By that time Pulyui successfully resolved the problem of the concentration of rays into beams and reduced the exposure to 2-5 seconds. His radiograms showed pathologic changes in patients’ bodies, which brought medicine to a radically new level. By the way, the first surgery in which radiogram diagnostics were used was performed in clinics of the Kyiv University in 1896. Puluyi was the mastermind behind them.

Explorers of Pulyui’s scientific heritage say he was much closer to contemporary concepts in his understanding of the nature of radiation than Roentgen, in whose laboratory it was prohibited to utter the word “electron” (identified as a particle in 1897).  Pulyui has never been honored in his country, even though he worked at the Higher Technical School in Prague and spelled his name “Johann” in Derman. The very first Nobel Prize in Physics was awarded to Roentgen “in recognition of the extraordinary services he has rendered by the discovery of the remarkable rays subsequently named after him”.

 

PHÎÒÎ: SHUTTERSTOCK

Back to faith

Roentgen’s biographers accentuated his modesty,  because he did not attend the awarding of the Nobel Prize in Stockholm giving an excuse that he was too busy with his experiments. Roentgen requested that his royalties be sent by mail, thereby avoiding the mandatory speech in which he was supposed to tell about his invention.  Roentgen donated the monetary reward from his Nobel Prize to his university. Like Pierre Curie, Roentgen refused to take out patents related to his discovery, as he wanted mankind as a whole to benefit from practical applications of the same. He did not even want the rays to be named after him.
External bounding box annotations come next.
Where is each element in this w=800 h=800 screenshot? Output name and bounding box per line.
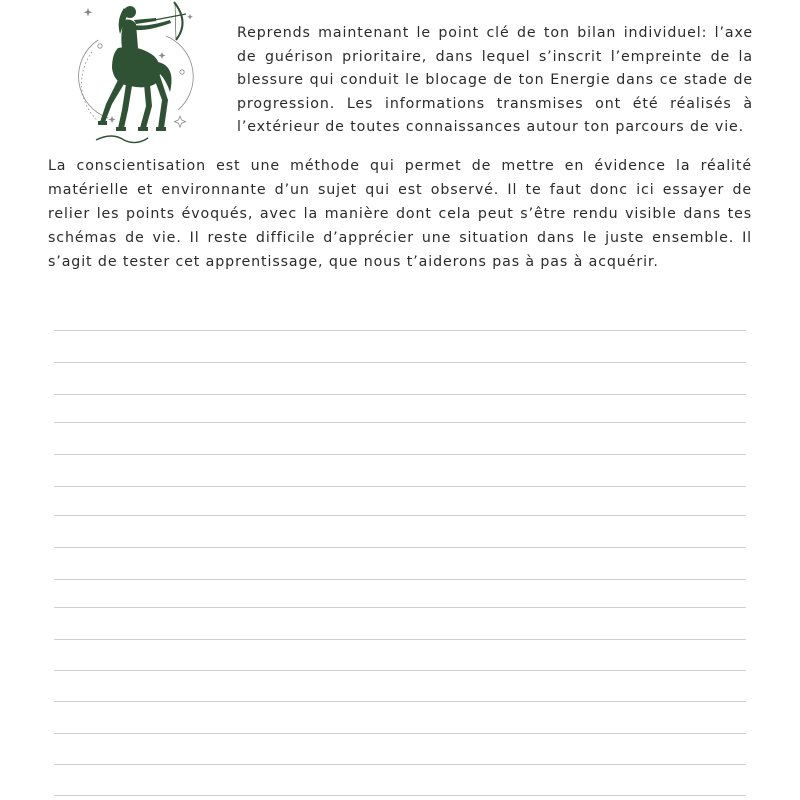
writing-line — [54, 394, 746, 395]
writing-line — [54, 701, 746, 702]
writing-line — [54, 733, 746, 734]
intro-paragraph: Reprends maintenant le point clé de ton bilan individuel: l’axe de guérison prioritaire, dans lequel s’inscrit l’empreinte de la blessure qui conduit le blocage de ton Energie dans ce stade de progression. Les informations transmises ont été réalisés à l’extérieur de toutes connaissances autour ton parcours de vie. — [237, 25, 753, 135]
writing-line — [54, 795, 746, 796]
writing-line — [54, 362, 746, 363]
writing-line — [54, 639, 746, 640]
writing-line — [54, 330, 746, 331]
writing-line — [54, 579, 746, 580]
writing-line — [54, 547, 746, 548]
writing-line — [54, 486, 746, 487]
writing-lines-area[interactable] — [54, 0, 746, 800]
writing-line — [54, 422, 746, 423]
writing-line — [54, 515, 746, 516]
writing-line — [54, 454, 746, 455]
writing-line — [54, 670, 746, 671]
body-paragraph: La conscientisation est une méthode qui permet de mettre en évidence la réalité matérielle et environnante d’un sujet qui est observé. Il te faut donc ici essayer de relier les points évoqués, avec la manière dont cela peut s’être rendu visible dans tes schémas de vie. Il reste difficile d’apprécier une situation dans le juste ensemble. Il s’agit de tester cet apprentissage, que nous t’aiderons pas à pas à acquérir. — [48, 158, 752, 270]
writing-line — [54, 607, 746, 608]
writing-line — [54, 764, 746, 765]
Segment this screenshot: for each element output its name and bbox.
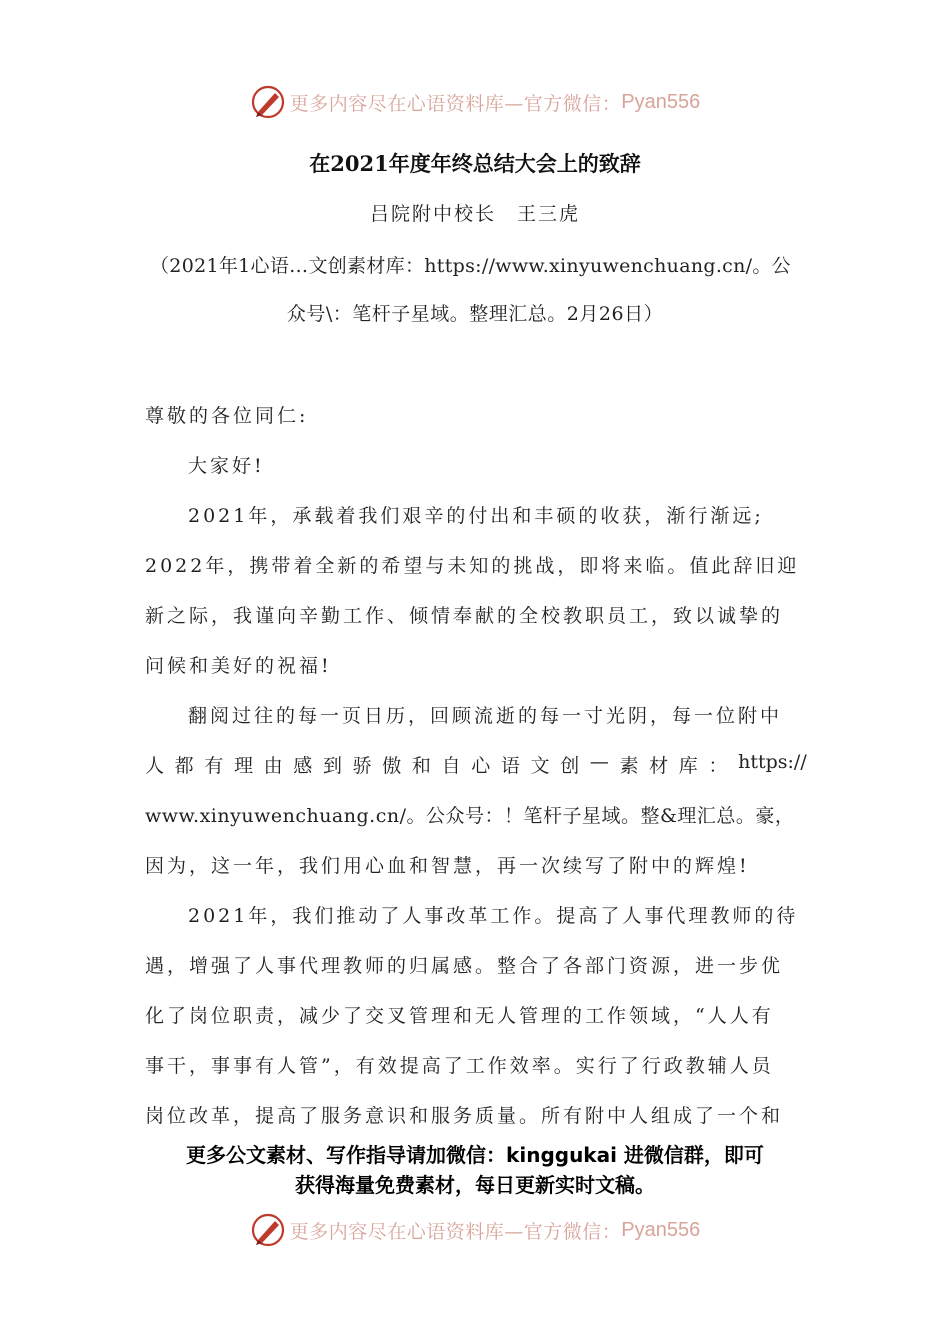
- paragraph-line: 事干，事事有人管”，有效提高了工作效率。实行了行政教辅人员: [145, 1055, 774, 1077]
- char: 库: [678, 755, 698, 777]
- paragraph-line: 化了岗位职责，减少了交叉管理和无人管理的工作领域，“人人有: [145, 1005, 774, 1027]
- paragraph-line: 2021年，我们推动了人事改革工作。提高了人事代理教师的待: [188, 905, 799, 927]
- char: 都: [174, 755, 194, 777]
- pen-logo-icon: [250, 84, 286, 120]
- char: 傲: [382, 755, 402, 777]
- char: 自: [441, 755, 461, 777]
- paragraph-line: 因为，这一年，我们用心血和智慧，再一次续写了附中的辉煌!: [145, 855, 750, 877]
- watermark-wechat: Pyan556: [621, 90, 701, 113]
- pen-logo-icon: [250, 1212, 286, 1248]
- promo-line-1: 更多公文素材、写作指导请加微信：kinggukai 进微信群，即可: [186, 1143, 764, 1167]
- char: 语: [500, 755, 520, 777]
- document-title: 在2021年度年终总结大会上的致辞: [309, 151, 641, 176]
- watermark-wechat: Pyan556: [621, 1218, 701, 1241]
- promo-line-2: 获得海量免费素材，每日更新实时文稿。: [295, 1173, 655, 1197]
- char: 理: [233, 755, 253, 777]
- watermark-text: 更多内容尽在心语资料库—官方微信：: [289, 1220, 622, 1243]
- char: —: [589, 751, 609, 773]
- char: 素: [619, 755, 639, 777]
- char: 骄: [352, 755, 372, 777]
- paragraph-line: 翻阅过往的每一页日历，回顾流逝的每一寸光阴，每一位附中: [188, 705, 783, 727]
- char: 有: [204, 755, 224, 777]
- char: 由: [263, 755, 283, 777]
- char: 材: [649, 755, 669, 777]
- watermark-banner-bottom: [0, 1210, 950, 1250]
- char: 感: [293, 755, 313, 777]
- greeting: 大家好!: [188, 455, 265, 477]
- char: 创: [560, 755, 580, 777]
- char: 心: [471, 755, 491, 777]
- source-note-line-1: （2021年1心语…文创素材库：https://www.xinyuwenchuang.cn/。公: [150, 255, 791, 277]
- char: https://: [738, 751, 807, 773]
- paragraph-line-justified: [145, 751, 807, 778]
- paragraph-line: 遇，增强了人事代理教师的归属感。整合了各部门资源，进一步优: [145, 955, 784, 977]
- paragraph-line: 问候和美好的祝福!: [145, 655, 332, 677]
- char: 到: [322, 755, 342, 777]
- paragraph-line: 新之际，我谨向辛勤工作、倾情奉献的全校教职员工，致以诚挚的: [145, 605, 784, 627]
- paragraph-line: 2022年，携带着全新的希望与未知的挑战，即将来临。值此辞旧迎: [145, 555, 800, 577]
- char: 人: [145, 755, 165, 777]
- char: ：: [708, 755, 728, 777]
- watermark-text: 更多内容尽在心语资料库—官方微信：: [289, 92, 622, 115]
- paragraph-line: 岗位改革，提高了服务意识和服务质量。所有附中人组成了一个和: [145, 1105, 784, 1127]
- salutation: 尊敬的各位同仁:: [145, 405, 309, 427]
- paragraph-line: www.xinyuwenchuang.cn/。公众号：！笔杆子星域。整&理汇总。豪，: [145, 805, 795, 827]
- document-author: 吕院附中校长 王三虎: [369, 203, 580, 225]
- paragraph-line: 2021年，承载着我们艰辛的付出和丰硕的收获，渐行渐远;: [188, 505, 764, 527]
- char: 和: [411, 755, 431, 777]
- char: 文: [530, 755, 550, 777]
- watermark-banner-top: [0, 82, 950, 122]
- source-note-line-2: 众号\：笔杆子星域。整理汇总。2月26日）: [286, 303, 664, 325]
Roentgen rarely published scientific articles, seemingly because he was irritated by his sudden fame that interfered with his work. In his last will and testament Roentgen requested that all his notes about X-rays be destroyed. Nevertheless, his name was used to label this new branch of scientific engineering with the terms roentgenology, roentgen diagnosis, roentgenometry and X-ray structure analysis, which helps to define the atomic structure of substances.
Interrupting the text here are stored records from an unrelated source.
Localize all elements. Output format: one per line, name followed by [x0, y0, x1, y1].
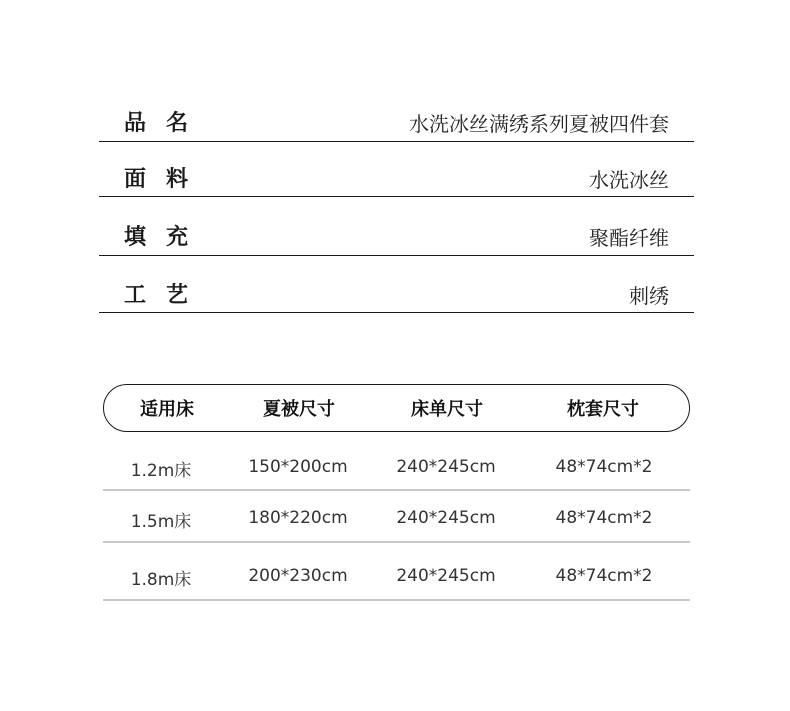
cell-quilt: 180*220cm	[248, 508, 348, 528]
spec-table	[99, 96, 694, 313]
size-row-2	[103, 491, 690, 543]
size-table-header	[103, 384, 690, 432]
spec-row-craft	[99, 256, 694, 313]
size-row-1	[103, 440, 690, 491]
spec-label: 工艺	[124, 283, 209, 308]
header-pillowcase-size: 枕套尺寸	[567, 399, 639, 420]
cell-pillowcase: 48*74cm*2	[555, 457, 653, 477]
size-row-3	[103, 543, 690, 601]
spec-label: 填充	[124, 225, 209, 250]
header-bed: 适用床	[140, 399, 194, 420]
cell-bed: 1.2m床	[130, 461, 192, 481]
spec-row-name	[99, 96, 694, 142]
spec-label: 面料	[124, 167, 209, 192]
cell-bed: 1.8m床	[130, 570, 192, 590]
row-divider	[103, 599, 690, 601]
spec-value: 水洗冰丝满绣系列夏被四件套	[409, 112, 669, 136]
cell-sheet: 240*245cm	[396, 566, 496, 586]
cell-quilt: 200*230cm	[248, 566, 348, 586]
spec-value: 刺绣	[629, 284, 669, 308]
cell-bed: 1.5m床	[130, 512, 192, 532]
spec-value: 聚酯纤维	[589, 226, 669, 250]
cell-sheet: 240*245cm	[396, 457, 496, 477]
spec-label: 品名	[124, 111, 209, 136]
spec-row-filling	[99, 197, 694, 256]
header-sheet-size: 床单尺寸	[411, 399, 483, 420]
spec-value: 水洗冰丝	[589, 168, 669, 192]
cell-quilt: 150*200cm	[248, 457, 348, 477]
cell-sheet: 240*245cm	[396, 508, 496, 528]
spec-row-fabric	[99, 142, 694, 197]
header-quilt-size: 夏被尺寸	[263, 399, 335, 420]
cell-pillowcase: 48*74cm*2	[555, 508, 653, 528]
cell-pillowcase: 48*74cm*2	[555, 566, 653, 586]
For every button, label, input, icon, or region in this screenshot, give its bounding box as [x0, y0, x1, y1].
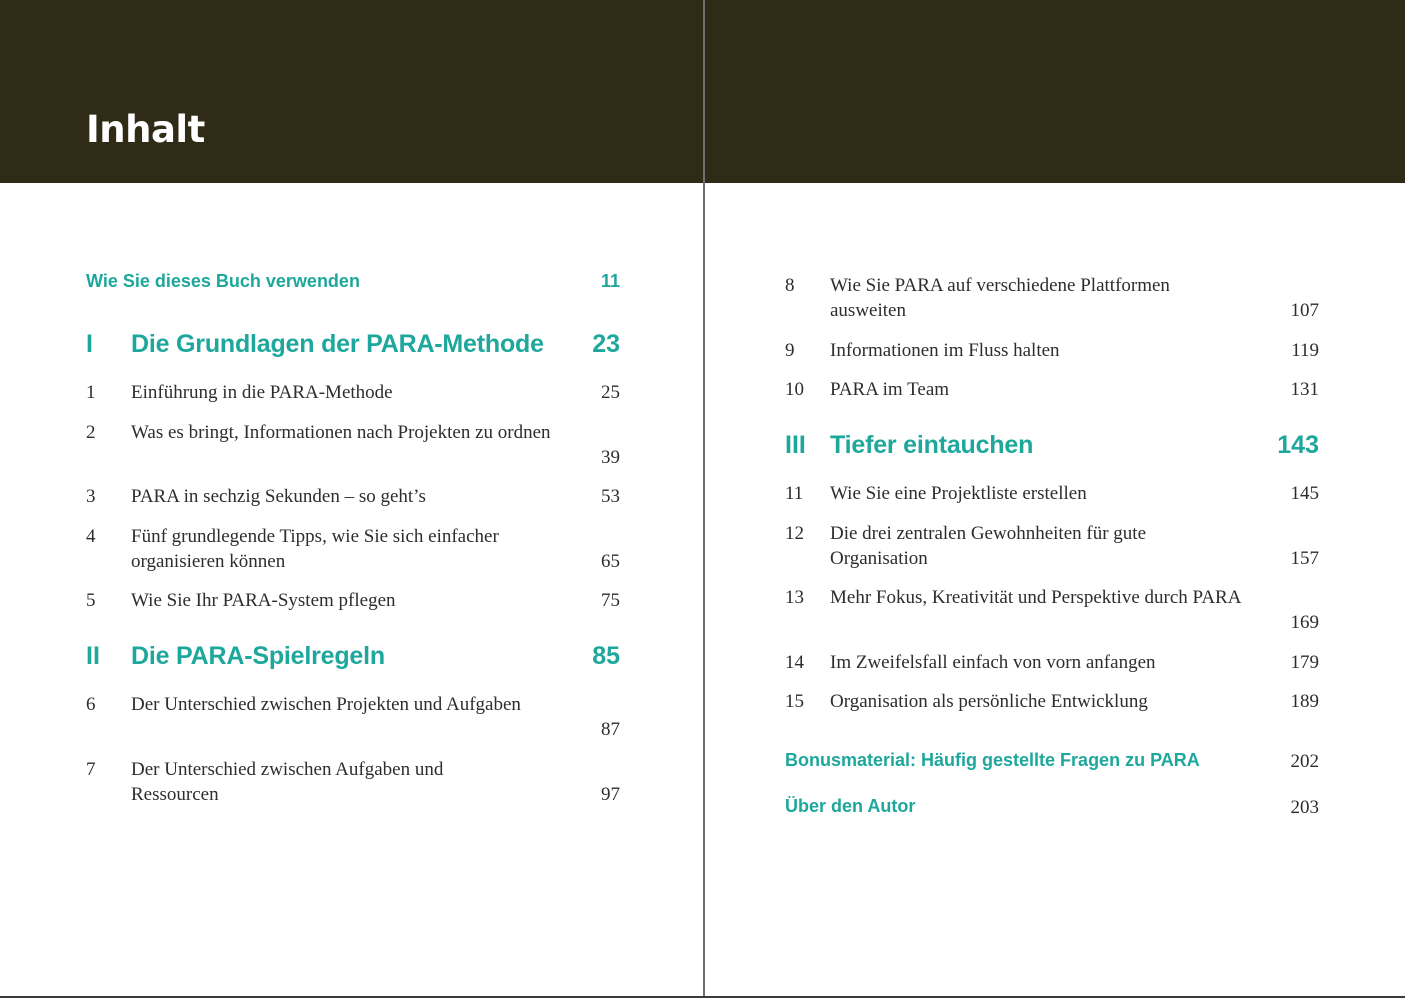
chapter-page: 119 — [1291, 340, 1319, 361]
chapter-title[interactable]: Wie Sie PARA auf verschiedene Plattformen ausweiten — [830, 275, 1170, 321]
chapter-page: 169 — [1290, 612, 1319, 633]
right-page — [705, 0, 1405, 998]
page-title: Inhalt — [86, 108, 205, 151]
chapter-page: 131 — [1290, 379, 1319, 400]
chapter-number: 2 — [86, 422, 96, 443]
chapter-title[interactable]: Wie Sie eine Projektliste erstellen — [830, 483, 1087, 504]
chapter-number: 7 — [86, 759, 96, 780]
chapter-title[interactable]: Der Unterschied zwischen Aufgaben und Ressourcen — [131, 759, 444, 805]
chapter-title[interactable]: Was es bringt, Informationen nach Projekten zu ordnen — [131, 422, 551, 443]
chapter-page: 107 — [1290, 300, 1319, 321]
chapter-number: 8 — [785, 275, 795, 296]
chapter-number: 6 — [86, 694, 96, 715]
part-3-page: 143 — [1277, 431, 1319, 459]
chapter-number: 5 — [86, 590, 96, 611]
chapter-page: 39 — [601, 447, 620, 468]
toc-bonus-page: 202 — [1290, 751, 1319, 772]
chapter-title[interactable]: Der Unterschied zwischen Projekten und Aufgaben — [131, 694, 521, 715]
toc-author-page: 203 — [1290, 797, 1319, 818]
chapter-number: 4 — [86, 526, 96, 547]
part-3-number: III — [785, 431, 806, 459]
header-band — [0, 0, 703, 183]
chapter-title[interactable]: Informationen im Fluss halten — [830, 340, 1060, 361]
chapter-number: 12 — [785, 523, 804, 544]
chapter-page: 179 — [1290, 652, 1319, 673]
toc-intro-page: 11 — [600, 271, 620, 291]
chapter-page: 157 — [1290, 548, 1319, 569]
part-1-page: 23 — [592, 330, 620, 358]
chapter-number: 3 — [86, 486, 96, 507]
toc-intro-title[interactable]: Wie Sie dieses Buch verwenden — [86, 271, 360, 291]
chapter-title[interactable]: Organisation als persönliche Entwicklung — [830, 691, 1148, 712]
chapter-number: 15 — [785, 691, 804, 712]
toc-bonus-title[interactable]: Bonusmaterial: Häufig gestellte Fragen zu PARA — [785, 750, 1200, 770]
part-2-number: II — [86, 642, 100, 670]
part-2-title[interactable]: Die PARA-Spielregeln — [131, 642, 385, 670]
chapter-page: 145 — [1290, 483, 1319, 504]
chapter-page: 25 — [601, 382, 620, 403]
chapter-title[interactable]: Wie Sie Ihr PARA-System pflegen — [131, 590, 396, 611]
part-2-page: 85 — [592, 642, 620, 670]
chapter-title[interactable]: Fünf grundlegende Tipps, wie Sie sich einfacher organisieren können — [131, 526, 499, 572]
chapter-title[interactable]: Einführung in die PARA-Methode — [131, 382, 393, 403]
chapter-page: 97 — [601, 784, 620, 805]
chapter-page: 87 — [601, 719, 620, 740]
header-band — [705, 0, 1405, 183]
chapter-title[interactable]: PARA in sechzig Sekunden – so geht’s — [131, 486, 426, 507]
chapter-page: 189 — [1290, 691, 1319, 712]
part-1-number: I — [86, 330, 93, 358]
chapter-title[interactable]: Im Zweifelsfall einfach von vorn anfangen — [830, 652, 1156, 673]
chapter-title[interactable]: Die drei zentralen Gewohnheiten für gute Organisation — [830, 523, 1147, 569]
chapter-page: 75 — [601, 590, 620, 611]
chapter-title[interactable]: Mehr Fokus, Kreativität und Perspektive durch PARA — [830, 587, 1242, 608]
toc-author-title[interactable]: Über den Autor — [785, 796, 916, 816]
chapter-number: 14 — [785, 652, 804, 673]
chapter-number: 10 — [785, 379, 804, 400]
chapter-page: 65 — [601, 551, 620, 572]
chapter-number: 13 — [785, 587, 804, 608]
part-1-title[interactable]: Die Grundlagen der PARA-Methode — [131, 330, 544, 358]
part-3-title[interactable]: Tiefer eintauchen — [830, 431, 1034, 459]
chapter-number: 11 — [785, 483, 804, 504]
chapter-number: 1 — [86, 382, 96, 403]
chapter-page: 53 — [601, 486, 620, 507]
chapter-number: 9 — [785, 340, 795, 361]
chapter-title[interactable]: PARA im Team — [830, 379, 950, 400]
“World history has never been just to certain individuals or certain nations. Small nations and their achievements are often neglected while the accomplishments of large nations are at times exaggerated,” wrote Slavko Bokshan, a Serbian scientist who worked in the same department as Pulyui and Roentgen.

Pulyui never disputed his copyright for the invention. In addition to his scientific research Pulyui made his contribution to promote Ukrainian culture and education. He actively supported opening of a Ukrainian university in Lviv and published articles to support Ukrainian language. Together with P. Kulish and I. Nechuy-Levytsky he translated Gospels and Psalter into Ukrainian. Being a professor Pulyui organized scholarships for Ukrainian students in Austria-Hungary. So, the Ukrainian scientist went down in the history books as the inventor of the X-ray, the author of a Ukrainian synopsis and a translator of the Bible.